A summary explaining terms of the deal has been posted so that we can see details of their agreement for the first time, as well as the 94-page deal (embedded below) which is scheduled to remain in effect from September 25th, 2023 through May 1st, 2026. There are regulations around the use of generative AI tools and how to calculate bonuses for watching tv, as well as a specific rules about streaming data and how to calculate bonuses.

There’s a new viewership-based bonus structure in place for series and films made for streaming, plus an agreement for the studios to share data with the Guild on the number of hours streamed for projects like Netflix’s original series.

The WGA is the Flashy Thing: Human Streaming, AI-Generated Material and Artificial Intelligence Is the Game-Changing Factor

When it comes to AI, the tools “can’t write or rewrite literary material, and AI-generated material will not be considered source material under the MBA.” Writers cannot be forced to use artificial intelligence software like ChatGPT and they have to be told if any materials they receive were created by artificial intelligence.

For now, we may only see the return of late-night talk shows, such as The Tonight Show Starring Jimmy Fallon and The Late Show With Stephen Colbert, as hosts have a different SAG-AFTRA contract that isn’t included in the strike.

As of midnight, the Writers Guild of America will no longer be picketing. Instead, members of the union will be poring over new details on the contract negotiated with the AMPTP and deciding whether they will vote to ratify this new contract.

On the AI side of things, the WGA got essentially what it’s been demanding from the start. Artificial intelligence won’t be able to write or rewrite literary material, and Artificial intelligence won’t be able to be used as a source material. So an exec won’t be able to ask ChatGPT to come up with a story and ask writers to turn it into a script that the exec owns the rights to.

The writers of the streaming features should see their compensation increase if the film had at least 30 million dollars in budget and a 26 percent increase in residual base.

The legality of exploitation of writer’s material to train artificial intelligence is a topic that the WGA has the right to argue about. If the laws change or the training is changed, the guild will be able to call that exploitation. This is likely related to proposed laws proposed in California regulating the use of materials for training AI.

But “AI is the flashy thing. The director of policy and advocacy at theElectronic Frontier Foundation told me that the data was the game-changing factor.

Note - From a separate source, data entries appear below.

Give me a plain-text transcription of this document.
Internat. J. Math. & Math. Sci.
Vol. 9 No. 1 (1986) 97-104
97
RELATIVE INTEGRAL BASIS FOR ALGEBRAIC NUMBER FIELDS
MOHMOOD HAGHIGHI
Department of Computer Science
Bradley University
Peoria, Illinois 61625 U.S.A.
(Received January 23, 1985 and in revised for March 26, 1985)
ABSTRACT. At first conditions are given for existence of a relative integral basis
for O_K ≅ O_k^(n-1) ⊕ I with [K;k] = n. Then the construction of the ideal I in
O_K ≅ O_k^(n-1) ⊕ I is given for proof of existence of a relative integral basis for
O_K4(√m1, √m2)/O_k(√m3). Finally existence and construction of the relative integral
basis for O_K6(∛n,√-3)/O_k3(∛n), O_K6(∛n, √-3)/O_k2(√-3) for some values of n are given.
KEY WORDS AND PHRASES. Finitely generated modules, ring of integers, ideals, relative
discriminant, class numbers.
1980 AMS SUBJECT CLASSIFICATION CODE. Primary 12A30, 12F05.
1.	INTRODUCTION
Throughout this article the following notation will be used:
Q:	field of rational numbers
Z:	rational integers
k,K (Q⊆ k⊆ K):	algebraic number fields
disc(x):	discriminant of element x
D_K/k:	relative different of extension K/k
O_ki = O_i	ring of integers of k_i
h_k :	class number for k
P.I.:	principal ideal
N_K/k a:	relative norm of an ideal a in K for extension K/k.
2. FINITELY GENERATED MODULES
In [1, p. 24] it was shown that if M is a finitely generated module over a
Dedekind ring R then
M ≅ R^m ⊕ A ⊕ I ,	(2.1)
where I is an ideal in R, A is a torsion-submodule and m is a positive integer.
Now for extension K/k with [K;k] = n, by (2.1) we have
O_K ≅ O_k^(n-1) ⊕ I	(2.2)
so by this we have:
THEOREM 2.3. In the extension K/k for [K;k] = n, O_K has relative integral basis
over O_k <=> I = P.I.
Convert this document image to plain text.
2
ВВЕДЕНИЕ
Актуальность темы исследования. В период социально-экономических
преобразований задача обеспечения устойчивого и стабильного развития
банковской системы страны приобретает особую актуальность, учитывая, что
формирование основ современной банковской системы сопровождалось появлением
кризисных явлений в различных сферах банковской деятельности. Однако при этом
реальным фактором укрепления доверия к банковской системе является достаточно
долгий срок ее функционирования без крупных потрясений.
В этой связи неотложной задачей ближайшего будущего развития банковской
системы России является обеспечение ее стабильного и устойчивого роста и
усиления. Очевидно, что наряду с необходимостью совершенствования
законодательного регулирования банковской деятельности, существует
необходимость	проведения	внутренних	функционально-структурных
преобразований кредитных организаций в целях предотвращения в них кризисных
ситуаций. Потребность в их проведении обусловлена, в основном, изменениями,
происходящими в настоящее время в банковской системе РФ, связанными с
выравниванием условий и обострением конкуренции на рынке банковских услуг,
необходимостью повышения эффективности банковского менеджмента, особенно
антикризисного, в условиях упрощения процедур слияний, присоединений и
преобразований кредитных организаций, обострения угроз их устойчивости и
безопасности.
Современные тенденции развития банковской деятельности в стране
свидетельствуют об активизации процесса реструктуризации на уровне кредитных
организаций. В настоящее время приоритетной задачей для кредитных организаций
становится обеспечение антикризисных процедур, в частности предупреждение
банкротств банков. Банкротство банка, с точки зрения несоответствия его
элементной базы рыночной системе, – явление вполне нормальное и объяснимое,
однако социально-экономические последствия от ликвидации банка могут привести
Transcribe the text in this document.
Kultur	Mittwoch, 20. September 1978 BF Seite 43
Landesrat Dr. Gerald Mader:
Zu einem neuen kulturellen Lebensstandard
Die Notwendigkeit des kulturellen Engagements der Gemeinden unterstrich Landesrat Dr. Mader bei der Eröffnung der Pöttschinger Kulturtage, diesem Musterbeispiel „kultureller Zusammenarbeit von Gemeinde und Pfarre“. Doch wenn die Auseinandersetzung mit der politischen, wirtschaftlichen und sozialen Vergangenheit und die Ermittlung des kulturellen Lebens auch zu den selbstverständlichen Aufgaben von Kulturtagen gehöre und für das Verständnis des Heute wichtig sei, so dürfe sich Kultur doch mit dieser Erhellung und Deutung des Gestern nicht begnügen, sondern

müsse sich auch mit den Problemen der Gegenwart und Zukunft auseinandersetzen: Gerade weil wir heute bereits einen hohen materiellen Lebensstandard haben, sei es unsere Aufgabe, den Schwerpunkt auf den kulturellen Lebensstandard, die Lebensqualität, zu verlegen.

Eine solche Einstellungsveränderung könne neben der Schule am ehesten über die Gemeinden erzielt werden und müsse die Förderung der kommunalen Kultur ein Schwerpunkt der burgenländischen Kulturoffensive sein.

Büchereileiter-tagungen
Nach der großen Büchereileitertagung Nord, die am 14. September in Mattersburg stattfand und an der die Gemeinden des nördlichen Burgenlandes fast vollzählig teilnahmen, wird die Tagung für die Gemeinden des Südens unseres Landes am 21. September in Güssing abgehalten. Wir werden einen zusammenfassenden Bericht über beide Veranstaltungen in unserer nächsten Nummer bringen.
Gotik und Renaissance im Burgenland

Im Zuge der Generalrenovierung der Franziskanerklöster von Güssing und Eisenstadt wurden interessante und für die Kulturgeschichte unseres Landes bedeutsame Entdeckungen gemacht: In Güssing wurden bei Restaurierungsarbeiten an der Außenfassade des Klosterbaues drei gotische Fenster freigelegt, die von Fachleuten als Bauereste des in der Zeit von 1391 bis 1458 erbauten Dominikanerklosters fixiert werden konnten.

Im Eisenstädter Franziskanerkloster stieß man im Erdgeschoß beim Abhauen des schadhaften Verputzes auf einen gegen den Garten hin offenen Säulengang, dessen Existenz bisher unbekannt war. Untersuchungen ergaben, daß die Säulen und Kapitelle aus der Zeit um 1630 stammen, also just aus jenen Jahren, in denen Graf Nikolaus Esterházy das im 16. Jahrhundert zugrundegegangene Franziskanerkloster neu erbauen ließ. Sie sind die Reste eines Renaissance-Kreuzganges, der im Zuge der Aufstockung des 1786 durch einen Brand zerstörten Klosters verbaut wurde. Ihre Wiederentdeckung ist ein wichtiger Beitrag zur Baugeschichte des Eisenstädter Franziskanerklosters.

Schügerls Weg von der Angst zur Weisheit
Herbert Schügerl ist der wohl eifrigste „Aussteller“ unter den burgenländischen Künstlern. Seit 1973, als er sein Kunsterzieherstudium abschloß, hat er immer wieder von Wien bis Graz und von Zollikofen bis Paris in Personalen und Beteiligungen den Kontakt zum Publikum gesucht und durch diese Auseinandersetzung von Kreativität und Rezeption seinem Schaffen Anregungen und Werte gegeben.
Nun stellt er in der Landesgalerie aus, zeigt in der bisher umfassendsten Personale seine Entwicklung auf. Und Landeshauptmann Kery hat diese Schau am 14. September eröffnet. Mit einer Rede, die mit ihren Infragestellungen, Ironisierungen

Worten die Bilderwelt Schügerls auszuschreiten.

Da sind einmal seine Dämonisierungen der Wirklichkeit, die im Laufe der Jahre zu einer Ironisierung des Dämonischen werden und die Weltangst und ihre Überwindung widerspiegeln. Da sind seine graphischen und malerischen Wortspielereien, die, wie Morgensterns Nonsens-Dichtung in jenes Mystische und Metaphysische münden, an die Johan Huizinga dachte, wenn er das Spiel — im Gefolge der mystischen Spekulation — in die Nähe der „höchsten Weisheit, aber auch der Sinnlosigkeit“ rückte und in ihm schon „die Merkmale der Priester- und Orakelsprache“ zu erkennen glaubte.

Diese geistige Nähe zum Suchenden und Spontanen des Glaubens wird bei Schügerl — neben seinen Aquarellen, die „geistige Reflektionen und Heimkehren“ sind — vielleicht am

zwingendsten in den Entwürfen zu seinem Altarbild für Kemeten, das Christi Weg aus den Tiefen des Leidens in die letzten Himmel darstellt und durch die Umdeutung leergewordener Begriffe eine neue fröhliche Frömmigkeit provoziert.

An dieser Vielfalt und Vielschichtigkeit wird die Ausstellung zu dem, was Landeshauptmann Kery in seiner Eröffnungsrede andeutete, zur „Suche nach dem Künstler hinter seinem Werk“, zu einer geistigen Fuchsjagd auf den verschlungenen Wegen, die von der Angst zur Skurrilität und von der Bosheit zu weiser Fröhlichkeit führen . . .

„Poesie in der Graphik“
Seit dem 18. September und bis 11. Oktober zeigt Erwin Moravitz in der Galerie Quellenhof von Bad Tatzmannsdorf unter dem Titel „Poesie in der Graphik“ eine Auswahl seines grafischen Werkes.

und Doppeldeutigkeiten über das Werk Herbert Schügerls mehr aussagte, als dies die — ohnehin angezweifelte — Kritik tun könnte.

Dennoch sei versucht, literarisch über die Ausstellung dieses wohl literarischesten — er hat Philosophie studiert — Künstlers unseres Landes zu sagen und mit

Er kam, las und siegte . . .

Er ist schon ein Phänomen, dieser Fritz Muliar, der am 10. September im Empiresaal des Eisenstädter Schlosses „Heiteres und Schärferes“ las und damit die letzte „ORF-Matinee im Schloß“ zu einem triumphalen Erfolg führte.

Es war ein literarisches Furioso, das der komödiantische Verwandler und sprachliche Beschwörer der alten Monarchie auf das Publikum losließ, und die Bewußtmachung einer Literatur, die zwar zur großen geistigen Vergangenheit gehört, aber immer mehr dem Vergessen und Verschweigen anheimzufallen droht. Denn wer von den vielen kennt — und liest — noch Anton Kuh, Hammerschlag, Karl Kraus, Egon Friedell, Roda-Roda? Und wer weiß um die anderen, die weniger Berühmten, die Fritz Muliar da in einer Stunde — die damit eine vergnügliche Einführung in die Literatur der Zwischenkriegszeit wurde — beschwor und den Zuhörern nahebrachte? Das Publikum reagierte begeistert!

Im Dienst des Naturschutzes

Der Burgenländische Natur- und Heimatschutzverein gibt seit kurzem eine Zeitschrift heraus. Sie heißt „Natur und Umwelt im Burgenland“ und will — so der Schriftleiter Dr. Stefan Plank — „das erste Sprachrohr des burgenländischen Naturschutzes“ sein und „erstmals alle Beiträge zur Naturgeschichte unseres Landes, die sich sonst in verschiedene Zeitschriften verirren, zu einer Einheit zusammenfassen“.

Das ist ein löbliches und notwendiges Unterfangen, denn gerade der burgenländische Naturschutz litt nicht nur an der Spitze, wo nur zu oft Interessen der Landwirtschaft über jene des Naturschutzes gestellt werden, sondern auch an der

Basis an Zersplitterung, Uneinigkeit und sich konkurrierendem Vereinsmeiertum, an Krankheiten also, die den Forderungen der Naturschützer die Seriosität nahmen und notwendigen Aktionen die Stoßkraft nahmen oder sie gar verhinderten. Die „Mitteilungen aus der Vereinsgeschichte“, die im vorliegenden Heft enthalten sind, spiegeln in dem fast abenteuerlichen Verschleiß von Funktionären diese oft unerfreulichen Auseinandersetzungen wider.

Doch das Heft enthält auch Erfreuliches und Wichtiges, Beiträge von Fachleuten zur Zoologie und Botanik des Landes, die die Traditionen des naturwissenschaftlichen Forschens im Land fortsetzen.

I tend to agree with it. It was noted by the LA Times that streaming data has been a black hole. The problem is that no one working on projects in Hollywood knew how well they were doing because their pay was directly tied to performance.

And once real actual numbers start circulating, it will be a lot more difficult for streamers to claim a project succeeded when no one you know has ever heard of it or say a show is getting canceled for lack of interest while numbers suggest a different story.

The streaming industry has thrived on data opacity—allowing an industry in the business of fiction to twist the story to how it sees fit with carefully crafted data. Now, there will be real, actual, hard data available to the WGA membership, and once the genie is out of the bottle, it will be a whole lot more difficult to smush it back in.